I wish we got to see more of Kira and especially O’Brien, since Earth is his planet; it’s understandable that Quark and Odo can’t really be a part of the story, since for obvious reasons they can’t visit Earth looking the way they do. But the supporting cast is excellent, though most of the characters have to reveal great depths of personality too quickly to be believable. Vin, the bitter older cop, is the most interesting of the lot because his anger and disgust ring entirely true; B.C.’s violent tendencies are too quickly muted and Lee gets awfully hysterical for someone who’s counseled Sanctuary residents for a long time – I wanted her to contribute positively. Really, though, Bashir doesn’t do much beyond token medical stuff – every time he says, “I’m a doctor…” I have the perverse hope that he’s going to follow it up with, “…not a terrorist!” or something – and he serves primarily as an excuse for Sisko to explain the history of the Sanctuary Districts, which Avery Brooks does with appropriate outrage. Overall I like the pacing of the second half of the two-parter, directed by Jonathan Frakes, better than the first, but perhaps that’s unfair since the first has to do so much background and setup of the crisis; on the other hand, it seems like it’s perpetually night in the first episode and the scenes with Dax in Brynner’s office really drag even though he has a killer view. It’s a bummer that her brief angry intensity is tossed aside for the silly “I’m an alien, may I have my brooch back?” scene, with the mentally ill guy used for comic relief rather than representative of how bad life in the district can be.
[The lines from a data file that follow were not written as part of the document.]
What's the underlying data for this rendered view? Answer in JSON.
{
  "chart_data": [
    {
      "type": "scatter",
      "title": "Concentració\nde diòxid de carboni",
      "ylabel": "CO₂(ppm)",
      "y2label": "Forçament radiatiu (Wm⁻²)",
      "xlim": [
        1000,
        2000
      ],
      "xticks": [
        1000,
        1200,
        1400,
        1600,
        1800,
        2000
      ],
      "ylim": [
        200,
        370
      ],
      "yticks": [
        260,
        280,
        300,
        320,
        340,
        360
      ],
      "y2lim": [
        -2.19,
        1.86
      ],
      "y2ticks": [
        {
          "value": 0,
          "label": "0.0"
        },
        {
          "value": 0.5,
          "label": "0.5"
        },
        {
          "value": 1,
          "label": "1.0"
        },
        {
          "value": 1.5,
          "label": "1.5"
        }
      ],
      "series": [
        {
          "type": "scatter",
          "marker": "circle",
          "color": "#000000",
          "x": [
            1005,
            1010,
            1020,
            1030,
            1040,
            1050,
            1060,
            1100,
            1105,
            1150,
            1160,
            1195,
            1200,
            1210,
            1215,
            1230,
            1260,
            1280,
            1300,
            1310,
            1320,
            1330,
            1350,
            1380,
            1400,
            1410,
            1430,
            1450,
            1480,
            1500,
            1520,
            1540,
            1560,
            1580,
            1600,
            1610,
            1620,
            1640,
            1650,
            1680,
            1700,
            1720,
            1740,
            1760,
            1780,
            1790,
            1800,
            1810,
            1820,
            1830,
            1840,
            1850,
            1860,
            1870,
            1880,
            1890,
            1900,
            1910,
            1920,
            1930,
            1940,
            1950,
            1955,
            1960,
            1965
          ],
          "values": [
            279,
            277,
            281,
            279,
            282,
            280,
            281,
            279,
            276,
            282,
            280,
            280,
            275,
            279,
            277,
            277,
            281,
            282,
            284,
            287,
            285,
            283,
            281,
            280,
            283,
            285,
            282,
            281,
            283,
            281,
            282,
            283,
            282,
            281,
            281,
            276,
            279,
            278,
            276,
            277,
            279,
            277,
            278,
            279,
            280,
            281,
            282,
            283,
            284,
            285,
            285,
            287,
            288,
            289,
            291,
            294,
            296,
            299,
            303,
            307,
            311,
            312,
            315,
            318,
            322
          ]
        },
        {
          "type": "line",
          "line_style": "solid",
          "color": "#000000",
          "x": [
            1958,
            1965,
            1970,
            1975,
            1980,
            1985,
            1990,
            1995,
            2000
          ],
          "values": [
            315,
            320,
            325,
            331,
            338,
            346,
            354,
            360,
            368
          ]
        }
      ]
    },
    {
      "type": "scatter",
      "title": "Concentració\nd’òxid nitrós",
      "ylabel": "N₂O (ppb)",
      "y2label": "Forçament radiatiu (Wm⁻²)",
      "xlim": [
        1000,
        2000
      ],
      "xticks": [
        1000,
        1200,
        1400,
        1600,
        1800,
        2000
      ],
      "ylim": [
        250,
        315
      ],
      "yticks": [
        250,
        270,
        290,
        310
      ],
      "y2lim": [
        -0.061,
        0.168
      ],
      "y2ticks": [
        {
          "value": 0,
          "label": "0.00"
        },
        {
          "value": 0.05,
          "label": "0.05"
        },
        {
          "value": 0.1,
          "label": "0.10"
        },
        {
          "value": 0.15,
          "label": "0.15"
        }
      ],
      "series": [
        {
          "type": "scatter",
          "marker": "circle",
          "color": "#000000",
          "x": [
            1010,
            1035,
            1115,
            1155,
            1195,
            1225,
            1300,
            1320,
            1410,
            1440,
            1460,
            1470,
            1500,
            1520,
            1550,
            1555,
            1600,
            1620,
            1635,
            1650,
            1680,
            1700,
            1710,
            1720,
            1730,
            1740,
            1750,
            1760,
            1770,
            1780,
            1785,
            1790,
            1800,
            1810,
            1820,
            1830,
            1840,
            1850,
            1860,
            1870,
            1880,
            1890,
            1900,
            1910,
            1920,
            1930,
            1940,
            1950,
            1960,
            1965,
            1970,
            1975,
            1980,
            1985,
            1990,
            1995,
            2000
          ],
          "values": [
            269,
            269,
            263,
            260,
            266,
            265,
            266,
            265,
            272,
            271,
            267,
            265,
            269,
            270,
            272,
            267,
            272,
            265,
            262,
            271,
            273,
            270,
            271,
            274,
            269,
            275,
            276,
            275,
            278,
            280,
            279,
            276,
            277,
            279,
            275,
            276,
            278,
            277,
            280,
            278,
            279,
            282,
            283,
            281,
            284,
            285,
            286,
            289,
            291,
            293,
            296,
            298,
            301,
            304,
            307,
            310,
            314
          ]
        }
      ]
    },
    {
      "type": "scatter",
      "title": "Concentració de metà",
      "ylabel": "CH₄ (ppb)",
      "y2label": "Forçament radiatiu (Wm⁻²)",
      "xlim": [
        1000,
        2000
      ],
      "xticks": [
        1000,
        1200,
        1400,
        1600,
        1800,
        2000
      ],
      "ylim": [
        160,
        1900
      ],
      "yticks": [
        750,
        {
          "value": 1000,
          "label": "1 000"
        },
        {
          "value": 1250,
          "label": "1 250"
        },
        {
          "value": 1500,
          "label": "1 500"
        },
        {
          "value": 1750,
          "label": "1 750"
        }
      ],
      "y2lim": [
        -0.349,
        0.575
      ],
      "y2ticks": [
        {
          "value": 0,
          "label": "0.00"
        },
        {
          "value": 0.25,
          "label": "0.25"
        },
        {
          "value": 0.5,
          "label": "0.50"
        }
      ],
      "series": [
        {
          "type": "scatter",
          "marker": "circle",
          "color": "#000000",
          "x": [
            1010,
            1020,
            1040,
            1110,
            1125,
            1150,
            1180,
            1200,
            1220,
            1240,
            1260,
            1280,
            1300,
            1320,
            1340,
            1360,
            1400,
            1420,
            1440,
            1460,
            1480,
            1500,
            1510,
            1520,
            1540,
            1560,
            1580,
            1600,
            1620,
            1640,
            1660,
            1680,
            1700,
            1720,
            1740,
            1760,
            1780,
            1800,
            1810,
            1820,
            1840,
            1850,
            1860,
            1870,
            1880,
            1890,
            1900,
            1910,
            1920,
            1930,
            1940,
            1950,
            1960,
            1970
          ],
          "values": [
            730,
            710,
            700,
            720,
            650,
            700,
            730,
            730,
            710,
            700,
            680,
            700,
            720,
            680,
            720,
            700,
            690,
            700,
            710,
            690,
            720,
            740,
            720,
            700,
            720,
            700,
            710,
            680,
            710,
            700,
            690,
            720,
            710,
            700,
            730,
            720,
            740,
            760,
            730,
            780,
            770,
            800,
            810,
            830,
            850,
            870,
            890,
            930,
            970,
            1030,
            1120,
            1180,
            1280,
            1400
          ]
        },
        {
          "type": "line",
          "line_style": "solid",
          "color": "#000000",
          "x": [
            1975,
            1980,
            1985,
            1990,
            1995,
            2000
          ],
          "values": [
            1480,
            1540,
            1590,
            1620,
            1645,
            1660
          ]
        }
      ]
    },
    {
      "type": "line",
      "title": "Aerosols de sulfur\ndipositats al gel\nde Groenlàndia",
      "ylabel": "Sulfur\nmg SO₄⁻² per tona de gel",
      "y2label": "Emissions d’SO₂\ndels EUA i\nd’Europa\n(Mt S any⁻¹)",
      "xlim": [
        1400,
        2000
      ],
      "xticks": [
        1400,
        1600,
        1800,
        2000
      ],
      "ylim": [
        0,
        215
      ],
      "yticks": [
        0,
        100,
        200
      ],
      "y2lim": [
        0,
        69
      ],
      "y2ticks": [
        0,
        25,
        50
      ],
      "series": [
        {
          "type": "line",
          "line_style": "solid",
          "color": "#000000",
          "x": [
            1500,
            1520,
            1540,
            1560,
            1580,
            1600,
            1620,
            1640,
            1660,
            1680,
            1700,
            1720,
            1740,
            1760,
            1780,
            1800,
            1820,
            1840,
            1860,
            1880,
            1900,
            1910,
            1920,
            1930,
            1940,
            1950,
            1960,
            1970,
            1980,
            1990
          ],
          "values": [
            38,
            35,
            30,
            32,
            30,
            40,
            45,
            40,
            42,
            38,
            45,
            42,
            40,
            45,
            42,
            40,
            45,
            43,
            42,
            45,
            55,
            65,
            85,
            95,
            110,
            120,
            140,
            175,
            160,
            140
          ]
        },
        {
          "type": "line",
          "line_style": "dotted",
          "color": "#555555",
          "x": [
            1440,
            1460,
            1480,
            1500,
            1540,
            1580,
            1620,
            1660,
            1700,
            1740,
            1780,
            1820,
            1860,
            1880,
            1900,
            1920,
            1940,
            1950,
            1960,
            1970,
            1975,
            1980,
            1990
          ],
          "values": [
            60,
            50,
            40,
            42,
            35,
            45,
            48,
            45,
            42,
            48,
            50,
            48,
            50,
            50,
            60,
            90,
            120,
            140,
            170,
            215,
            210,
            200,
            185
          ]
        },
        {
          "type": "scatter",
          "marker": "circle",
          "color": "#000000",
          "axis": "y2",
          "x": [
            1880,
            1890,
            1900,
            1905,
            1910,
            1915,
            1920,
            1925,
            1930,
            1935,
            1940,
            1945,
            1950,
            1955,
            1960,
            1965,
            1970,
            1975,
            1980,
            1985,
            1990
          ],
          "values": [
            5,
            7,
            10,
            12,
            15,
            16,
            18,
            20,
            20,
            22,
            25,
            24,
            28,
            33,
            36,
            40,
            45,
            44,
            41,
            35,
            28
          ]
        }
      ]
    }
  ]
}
The discussions of baseball, including the uncanny prediction in a 1995 episode that the Yankees would have a great year in 1999, makes for a much better break in the tension.

 

This is Sisko’s episode, or perhaps I should say Sisko-as-Bell’s episode. What an interesting Occupy Sanctuary movement he leads after initially having to seethe on the margins because of his fear of interfering with a history that seems destined to have been altered from the moment they arrived, making me wonder whether we’re supposed to think this is one of those time loops where it was always Sisko-as-Bell who created the world as we know it, and it was his desire not to be involved rather than Bell’s death that caused the timeline changes. We’ve seen Sisko as a capable 24th century Starfleet commander but we see so many more sides of him as a leader here, both the sacrificial hero and the man who’ll take a policeman aside to shout sense into him. Interesting that although sexual double standards seem to linger in 2024, there’s no racism apparent in the Sanctuary gangs (and surprisingly few people of Asian or Latino descent in San Francisco). Money and access to its perks are shown to be the great social dividers, which is a comforting thought because unlike long-held ethnic and religious prejudices, that’s a situation that can be resolved with a strong economy and growth, like, oh, perhaps, a thriving space program. I usually deplore gratuitous violence in science fiction, but the National Guard scenes in these episodes are effective if surprisingly bloodless, not quite scary enough to be believable as a police state; I was betting that it would be Webb’s son, not Webb, who would die, and that that would be a catalyst for change even among people who didn’t trust Webb himself. The show chooses to put verbal politics ahead of terrorism, even though Dax learns that student protests in Europe have become frightening enough to discourage tourists. We were told on TNG that Ireland would reunite the same year – 2024 – because of political violence. I have concerns about what starts to seem like the inevitability of violence before true unity is possible – on Earth, on Bajor, even on Vulcan – as a bridge to Roddenberry’s idealism, so I greatly appreciate the extent to which Webb and Bell are the heroes of this revolution.